Over the weekend, the House Ways and Means Committee filed a court notice citing a judge’s ruling on the former president’s lawsuit on the Capitol riot probe committee. The Ways and Means Committee has been looking to obtain the former president’s financial records in its own investigation -- a set of records that the former president is also trying to keep hidden.
The ruling by the judge on the Capitol insurrection lawsuit rejected the former president’s claim that the congressional investigation has no legitimate “legislative purpose.” This follows as Trump made three attempts before a federal judge to block the National Archives from releasing the first set of White House records despite getting authorized by the Biden White House.

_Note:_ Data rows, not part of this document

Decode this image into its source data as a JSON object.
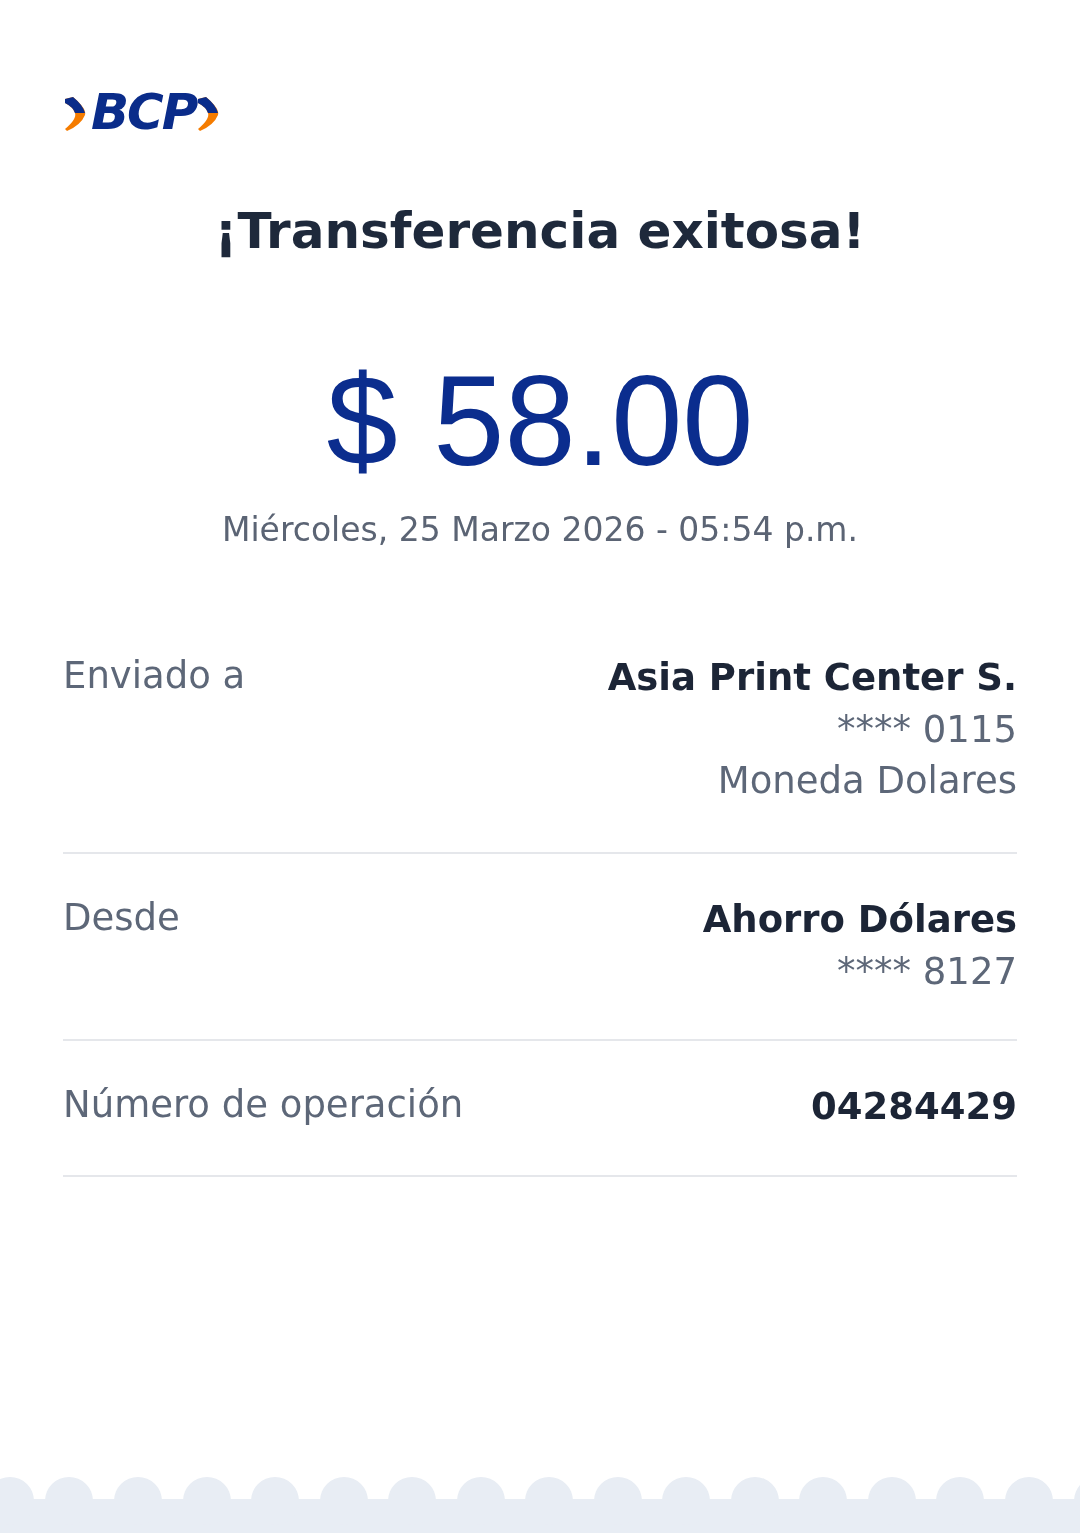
{
  "logo": {
    "text": "BCP"
  },
  "title": "¡Transferencia exitosa!",
  "amount": "$ 58.00",
  "datetime": "Miércoles, 25 Marzo 2026 - 05:54 p.m.",
  "details": [
    {
      "label": "Enviado a",
      "value": "Asia Print Center S.",
      "lines": [
        "**** 0115",
        "Moneda Dolares"
      ]
    },
    {
      "label": "Desde",
      "value": "Ahorro Dólares",
      "lines": [
        "**** 8127"
      ]
    },
    {
      "label": "Número de operación",
      "value": "04284429"
    }
  ]
}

“In analyzing whether a Congressional request serves a valid legislative purpose, the court stated that it ‘must be highly deferential to the legislative branch’ and that ‘it is not the court’s role to decide whether Congress is motivated to aid legislation or exact political retribution; rather, the key factor is whether there is some discernable legislative purpose,’” said the notice.
“Moreover, the court held that Mr. Trump’s status as a former president, and the fact that the legislative and executive branches agree that the records should be produced, reduces the import of the test,” the notice went on to say.
Kyle Cheney of Politico said that this ruling on the January 6 lawsuit could end up being used by the House to ramp up efforts in obtaining Trump’s financial records.
Trump’s former strategist Steve Bannon was indicted by the DOJ for failing to comply with the House Committee’s subpoena to testify. According to Axios’ Jonathan Swan, Bannon’s trial may lead to lawmakers and staffers testifying, possibly on both sides.
“Bannon is expected to turn himself in on Monday for arraignment. And if his case goes to trial, it could be quite a scene,” said Swan.